By: Jack Claridge - Updated: 23 Sep 2012 | comments*Discuss
Naming Children's Guardians In Your Will

As much as we would prefer not to have to think about such things it is important to be prepared just in case anything happens to us as parents of small or young children.

No one wants to consider that anything will happen to them until long after their children have grown up and moved away, starting families of their own, but it is wise to be prepared just in case fate intervenes.

As such, and especially when it comes to young children, it is best to make provisions as to the welfare of your children rather than have them left to the mercy of social services who often after a parent dies, struggle to find permanent homes for them and have them either fostered or placed in care.

Making a Will

The truth is many of us don’t leave wills behind so our families and loved ones often find themselves in the unenviable position of having to decide what to do with our estate. The estates of most people are valued at best with the selling of a home and its contents but the issue of what happens to the children must be addressed.

Naming a Child’s Guardian

Before you write your will and name the legal guardian of your child – or children – you must first decide who you wish the guardian(s) to be. You must of course seek their permission to do this and discuss the matter at great length before any decision is reached. Making a will can be difficult enough but the process can be made more difficult if you do not have the consent of the individuals whom you name as legal guardians.

When it comes to making your will you should try to obtain written permission from the person or persons you wish to look after your children once you have gone. This is the easiest and most effective way of ensuring there are no complications after you have gone.

Many individuals have given verbal permission but once the time has come to make good on this agreement they can feel pressured and wish to drop out. If written permission is granted this shows that (a) they are serious about the task they have been asked to perform and (b) that they have no intention on going back on their word.

What to Do Once You Have Named Your Guardian

Once you have agreed with the relevant parties that the guardians you have chosen are suitable and that everyone has agreed you can then set about writing your will to reflect this. In doing so you must include any written permissions from the guardian or guardians to be so that there can be no doubt or complicated wrangling with social services, courts and extended family members. It is important that the will reflects you and the individuals in question are in full agreement and that you are of sound mind at the time of writing.
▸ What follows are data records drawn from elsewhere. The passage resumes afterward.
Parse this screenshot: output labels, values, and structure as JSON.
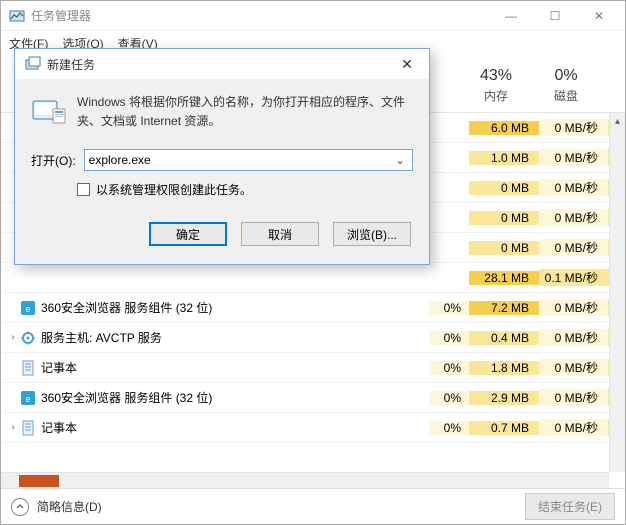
{
  "window": {
    "title": "任务管理器",
    "minimize": "—",
    "maximize": "☐",
    "close": "✕"
  },
  "menu": {
    "file": "文件(F)",
    "options": "选项(O)",
    "view": "查看(V)"
  },
  "header": {
    "memory": {
      "pct": "43%",
      "label": "内存"
    },
    "disk": {
      "pct": "0%",
      "label": "磁盘"
    }
  },
  "rows": [
    {
      "expand": false,
      "icon": "app",
      "name": "",
      "cpu": "",
      "mem": "6.0 MB",
      "mem_hot": true,
      "disk": "0 MB/秒",
      "disk_hot": false
    },
    {
      "expand": false,
      "icon": "app",
      "name": "",
      "cpu": "",
      "mem": "1.0 MB",
      "mem_hot": false,
      "disk": "0 MB/秒",
      "disk_hot": false
    },
    {
      "expand": false,
      "icon": "app",
      "name": "",
      "cpu": "",
      "mem": "0 MB",
      "mem_hot": false,
      "disk": "0 MB/秒",
      "disk_hot": false
    },
    {
      "expand": false,
      "icon": "app",
      "name": "",
      "cpu": "",
      "mem": "0 MB",
      "mem_hot": false,
      "disk": "0 MB/秒",
      "disk_hot": false
    },
    {
      "expand": false,
      "icon": "app",
      "name": "",
      "cpu": "",
      "mem": "0 MB",
      "mem_hot": false,
      "disk": "0 MB/秒",
      "disk_hot": false
    },
    {
      "expand": false,
      "icon": "app",
      "name": "",
      "cpu": "",
      "mem": "28.1 MB",
      "mem_hot": true,
      "disk": "0.1 MB/秒",
      "disk_hot": true
    },
    {
      "expand": false,
      "icon": "360",
      "name": "360安全浏览器 服务组件 (32 位)",
      "cpu": "0%",
      "mem": "7.2 MB",
      "mem_hot": true,
      "disk": "0 MB/秒",
      "disk_hot": false
    },
    {
      "expand": true,
      "icon": "svc",
      "name": "服务主机: AVCTP 服务",
      "cpu": "0%",
      "mem": "0.4 MB",
      "mem_hot": false,
      "disk": "0 MB/秒",
      "disk_hot": false
    },
    {
      "expand": false,
      "icon": "note",
      "name": "记事本",
      "cpu": "0%",
      "mem": "1.8 MB",
      "mem_hot": false,
      "disk": "0 MB/秒",
      "disk_hot": false
    },
    {
      "expand": false,
      "icon": "360",
      "name": "360安全浏览器 服务组件 (32 位)",
      "cpu": "0%",
      "mem": "2.9 MB",
      "mem_hot": false,
      "disk": "0 MB/秒",
      "disk_hot": false
    },
    {
      "expand": true,
      "icon": "note",
      "name": "记事本",
      "cpu": "0%",
      "mem": "0.7 MB",
      "mem_hot": false,
      "disk": "0 MB/秒",
      "disk_hot": false
    }
  ],
  "footer": {
    "details": "简略信息(D)",
    "end_task": "结束任务(E)"
  },
  "dialog": {
    "title": "新建任务",
    "close": "✕",
    "desc": "Windows 将根据你所键入的名称，为你打开相应的程序、文件夹、文档或 Internet 资源。",
    "open_label": "打开(O):",
    "open_value": "explore.exe",
    "admin_label": "以系统管理权限创建此任务。",
    "ok": "确定",
    "cancel": "取消",
    "browse": "浏览(B)..."
  }
}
The best way to do this is to have the will witnessed by two independent witnesses who are not in any way involved with the outcome after you have gone.

Explain to the Children

This is something that no parent likes to have to do. Explaining to a child or children that they have to live with someone else if you are no longer around is difficult so perhaps it is best to leave a letter or audio/visual diary for them so that they can understand for themselves exactly the reasons behind your decision.

As perhaps morbid as this may sound it is the best way to ensure that the children know the decision is not one that has been made by anyone other than their parent(s) and will help to some degree with their ability to adjust to their new living arrangements.

Further Information

For further information on how to go about naming a guardian in your will it is best to contact your family solicitor if you have one or make an appointment to meet with a solicitor who specialises in family matters. You do not have to have the solicitor draft the will for you; this can be done by purchasing an off the shelf will pack or downloading one from the Internet. But you must ensure that the solicitor charged with dealing with your legal affairs after your death is fully appraised of the situation.